Many, including the Langa family, may have been told that a victim was not a double agent after they had already been killed.
“I wonder about those who are in similar circumstances, who are just crying silently without any possibility of voicing [their grief] … their voices are stifled,” Mandla says.
Lekota said Ramaphosa had betrayed him by writing to the apartheid police to say he (Lekota) was linked to communists. The allegation garnered applause from the Economic Freedom Fighters (EFF), but dismay from the ANC. The president denied Lekota’s claim.
Lekota’s accusation, Mandla says, is “politically bankrupt” because it uses labelling and insult as a form of political engagement.
It’s not the first time allegations of this kind have been used in political mudslinging. The EFF accused journalists of being Stratcom agents after Winnie Madikizela-Mandela’s death. Stratcom was created by the apartheid government to carry out disinformation campaigns.
Founding member of MK and former commander Ronnie Kasrils says the accusation is flung around for political theatre or competition, even in parties. “You found it [was] more vicious within parties. Just look at the power struggle between [Thabo] Mbeki and [Jacob] Zuma. The stakes are even higher within the ruling party, because of positions and rivalry and so on, and that’s why one must be very careful with this.”
He has intimate knowledge of how people were accused of being betrayers of the liberation movement because of his role in MK’s high command. He admits there were cases where no proof surfaced to show a soldier was a double agent, but fear was rife in MK, because the apartheid regime was known to be infiltrating it. In Angola and Zambia, comrades were accused of being spies more frequently after 1976, Kasrils says, when fear was heightened that there were “moles” in MK.
He recalls how Thami Zulu (real name Mzwakhe Ngwenya), a MK commander, was detained for 14 months after being accused of selling out his colleagues.

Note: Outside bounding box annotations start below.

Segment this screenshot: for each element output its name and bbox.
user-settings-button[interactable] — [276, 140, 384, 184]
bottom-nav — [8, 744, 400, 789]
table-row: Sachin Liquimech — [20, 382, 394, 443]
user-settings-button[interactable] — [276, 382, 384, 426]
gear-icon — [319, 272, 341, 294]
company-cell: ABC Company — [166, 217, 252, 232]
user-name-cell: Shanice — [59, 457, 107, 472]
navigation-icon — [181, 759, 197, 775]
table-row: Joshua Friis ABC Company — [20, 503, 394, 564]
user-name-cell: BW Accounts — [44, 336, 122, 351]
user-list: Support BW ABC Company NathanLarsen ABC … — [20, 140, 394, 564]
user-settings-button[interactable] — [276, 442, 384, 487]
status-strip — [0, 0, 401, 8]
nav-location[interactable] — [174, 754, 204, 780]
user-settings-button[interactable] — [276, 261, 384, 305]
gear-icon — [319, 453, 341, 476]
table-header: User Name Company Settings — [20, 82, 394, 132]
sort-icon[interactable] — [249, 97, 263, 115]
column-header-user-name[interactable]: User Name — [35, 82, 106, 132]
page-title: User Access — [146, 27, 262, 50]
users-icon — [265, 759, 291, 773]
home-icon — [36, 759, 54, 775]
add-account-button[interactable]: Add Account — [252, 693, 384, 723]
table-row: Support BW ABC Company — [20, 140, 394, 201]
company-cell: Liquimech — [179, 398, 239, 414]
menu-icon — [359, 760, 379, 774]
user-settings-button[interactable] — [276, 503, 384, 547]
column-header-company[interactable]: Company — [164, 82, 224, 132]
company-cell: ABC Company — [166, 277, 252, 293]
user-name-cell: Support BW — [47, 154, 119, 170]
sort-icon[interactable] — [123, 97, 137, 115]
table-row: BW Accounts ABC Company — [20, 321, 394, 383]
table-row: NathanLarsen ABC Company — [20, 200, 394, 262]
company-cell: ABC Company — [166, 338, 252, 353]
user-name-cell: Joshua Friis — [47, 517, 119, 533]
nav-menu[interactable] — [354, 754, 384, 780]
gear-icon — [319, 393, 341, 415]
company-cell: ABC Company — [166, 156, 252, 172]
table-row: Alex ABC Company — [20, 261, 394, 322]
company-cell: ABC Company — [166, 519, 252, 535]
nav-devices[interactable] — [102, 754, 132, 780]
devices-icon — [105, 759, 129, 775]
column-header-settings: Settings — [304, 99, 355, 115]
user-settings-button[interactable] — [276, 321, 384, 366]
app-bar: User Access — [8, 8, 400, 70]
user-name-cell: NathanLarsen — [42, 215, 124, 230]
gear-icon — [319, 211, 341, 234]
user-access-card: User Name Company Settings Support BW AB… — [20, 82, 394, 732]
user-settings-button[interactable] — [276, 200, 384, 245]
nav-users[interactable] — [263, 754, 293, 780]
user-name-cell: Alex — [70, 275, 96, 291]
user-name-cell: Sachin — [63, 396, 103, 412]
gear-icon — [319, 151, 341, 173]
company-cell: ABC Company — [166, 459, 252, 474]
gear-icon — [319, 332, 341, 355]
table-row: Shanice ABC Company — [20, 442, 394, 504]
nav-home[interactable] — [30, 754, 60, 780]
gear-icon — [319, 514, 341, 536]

Zulu was later found to be innocent, but died shortly after his release. Kasrils says Zulu would have suffered “abuses” when he was detained.
The ANC denied using torture, but Zulu’s parents told the TRC that they were informed he was being tortured. Four internal commissions of inquiry investigated his death; the first found he had been poisoned.

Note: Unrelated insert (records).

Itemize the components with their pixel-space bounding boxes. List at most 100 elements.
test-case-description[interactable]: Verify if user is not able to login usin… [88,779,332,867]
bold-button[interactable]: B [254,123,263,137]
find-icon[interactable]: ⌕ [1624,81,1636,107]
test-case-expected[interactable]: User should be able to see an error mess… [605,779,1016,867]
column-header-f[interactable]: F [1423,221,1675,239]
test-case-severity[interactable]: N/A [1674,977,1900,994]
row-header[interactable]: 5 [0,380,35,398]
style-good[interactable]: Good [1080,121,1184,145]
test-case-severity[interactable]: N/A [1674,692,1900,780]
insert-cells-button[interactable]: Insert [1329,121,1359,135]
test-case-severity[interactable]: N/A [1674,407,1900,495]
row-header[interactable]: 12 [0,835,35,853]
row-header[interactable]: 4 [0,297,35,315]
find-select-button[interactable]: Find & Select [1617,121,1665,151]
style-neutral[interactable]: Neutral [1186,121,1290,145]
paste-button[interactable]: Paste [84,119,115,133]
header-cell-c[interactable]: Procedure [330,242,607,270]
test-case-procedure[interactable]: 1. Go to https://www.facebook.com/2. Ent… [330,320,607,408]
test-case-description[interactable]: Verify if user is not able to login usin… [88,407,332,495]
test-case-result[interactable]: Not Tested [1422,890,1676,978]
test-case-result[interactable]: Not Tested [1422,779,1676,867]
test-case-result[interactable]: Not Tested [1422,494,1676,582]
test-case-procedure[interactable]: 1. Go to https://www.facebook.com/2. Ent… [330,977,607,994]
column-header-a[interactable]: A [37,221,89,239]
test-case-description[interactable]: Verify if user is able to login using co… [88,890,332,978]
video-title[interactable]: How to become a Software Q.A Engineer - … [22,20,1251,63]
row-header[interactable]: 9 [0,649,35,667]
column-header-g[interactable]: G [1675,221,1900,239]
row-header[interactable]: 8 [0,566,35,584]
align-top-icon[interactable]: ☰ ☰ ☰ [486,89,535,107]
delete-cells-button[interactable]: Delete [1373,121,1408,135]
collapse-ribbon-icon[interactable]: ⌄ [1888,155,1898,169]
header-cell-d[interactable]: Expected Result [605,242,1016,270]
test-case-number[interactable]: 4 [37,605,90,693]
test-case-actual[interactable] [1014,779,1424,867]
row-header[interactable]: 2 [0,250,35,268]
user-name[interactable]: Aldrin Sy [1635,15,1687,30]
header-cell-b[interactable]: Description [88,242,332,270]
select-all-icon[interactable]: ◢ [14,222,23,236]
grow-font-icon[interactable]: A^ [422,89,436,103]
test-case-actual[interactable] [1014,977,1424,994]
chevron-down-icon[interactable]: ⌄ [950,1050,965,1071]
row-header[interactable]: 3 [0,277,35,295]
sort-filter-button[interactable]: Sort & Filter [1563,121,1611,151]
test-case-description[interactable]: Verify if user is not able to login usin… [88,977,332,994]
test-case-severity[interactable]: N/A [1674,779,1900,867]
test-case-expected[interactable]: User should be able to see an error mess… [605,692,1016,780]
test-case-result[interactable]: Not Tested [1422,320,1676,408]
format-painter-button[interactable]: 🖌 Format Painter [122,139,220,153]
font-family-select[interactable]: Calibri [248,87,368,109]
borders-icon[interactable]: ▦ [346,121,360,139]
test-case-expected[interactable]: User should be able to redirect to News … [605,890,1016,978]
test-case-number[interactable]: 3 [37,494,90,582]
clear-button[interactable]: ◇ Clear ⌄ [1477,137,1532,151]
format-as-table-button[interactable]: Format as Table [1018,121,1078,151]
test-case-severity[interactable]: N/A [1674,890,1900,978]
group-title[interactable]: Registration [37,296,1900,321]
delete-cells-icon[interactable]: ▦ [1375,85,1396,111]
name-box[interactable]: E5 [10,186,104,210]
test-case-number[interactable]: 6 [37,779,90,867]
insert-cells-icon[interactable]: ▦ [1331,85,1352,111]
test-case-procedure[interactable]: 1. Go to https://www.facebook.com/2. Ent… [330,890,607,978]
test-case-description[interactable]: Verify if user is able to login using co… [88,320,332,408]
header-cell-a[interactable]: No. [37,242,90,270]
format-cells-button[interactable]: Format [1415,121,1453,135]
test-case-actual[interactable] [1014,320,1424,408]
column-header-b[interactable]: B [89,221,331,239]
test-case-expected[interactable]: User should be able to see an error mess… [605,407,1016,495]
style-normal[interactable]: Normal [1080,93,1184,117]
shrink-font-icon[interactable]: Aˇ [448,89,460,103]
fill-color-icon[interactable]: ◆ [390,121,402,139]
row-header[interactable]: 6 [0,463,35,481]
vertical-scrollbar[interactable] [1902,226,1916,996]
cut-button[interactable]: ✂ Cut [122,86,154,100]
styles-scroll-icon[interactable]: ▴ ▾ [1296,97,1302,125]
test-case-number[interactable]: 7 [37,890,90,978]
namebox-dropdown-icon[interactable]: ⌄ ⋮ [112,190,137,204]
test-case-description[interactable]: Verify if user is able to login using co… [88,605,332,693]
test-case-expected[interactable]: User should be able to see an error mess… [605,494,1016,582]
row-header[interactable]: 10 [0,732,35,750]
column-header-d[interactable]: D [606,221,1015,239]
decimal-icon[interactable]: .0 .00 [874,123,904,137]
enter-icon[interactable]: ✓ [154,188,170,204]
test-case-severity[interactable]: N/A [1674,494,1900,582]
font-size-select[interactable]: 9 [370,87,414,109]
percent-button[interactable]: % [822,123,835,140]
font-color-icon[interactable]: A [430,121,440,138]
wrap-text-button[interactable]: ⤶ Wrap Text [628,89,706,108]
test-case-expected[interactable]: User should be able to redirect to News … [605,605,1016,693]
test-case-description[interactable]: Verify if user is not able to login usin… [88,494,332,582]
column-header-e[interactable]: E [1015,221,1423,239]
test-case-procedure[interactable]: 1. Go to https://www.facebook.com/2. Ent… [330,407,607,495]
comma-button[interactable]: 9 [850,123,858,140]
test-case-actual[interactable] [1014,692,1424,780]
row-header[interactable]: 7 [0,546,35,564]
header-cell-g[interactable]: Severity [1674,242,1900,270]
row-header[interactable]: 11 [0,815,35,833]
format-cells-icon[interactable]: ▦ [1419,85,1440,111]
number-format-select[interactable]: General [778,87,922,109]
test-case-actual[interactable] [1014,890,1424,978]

There are many less well-known cases of people being killed because they were accused of being spies when they were not.
Eighteen-year-old Sicelo Dlomo never came home after he went into exile. His assassination was ordered after a member of his MK cell became “suspicious” about him. His mother died shortly after his killers appeared at the TRC to ask for amnesty, shocked that her son’s comrades had killed him.
Sipho Ngema was gunned down in Swaziland after he was suspected of being a defector. He was shot in the head and chest. Former police colonel and apartheid assassin Eugene de Kock told the TRC that Ngema had never been an informant, but that one of his killers had been.
For Mandla Langa, these are the repercussions that sometimes followed the allegations of comrades being spies. Although Lekota continues to say, under parliamentary privilege and without releasing proof, that Ramaphosa sold out activists, families such as the Langas have yet to find closure for the loss they have suffered.
“It’s a recklessness that does not take on board the fact that such accusations, in the past, led to lives being lost and reputations being totally destroyed. Communities found themselves in great disarray.”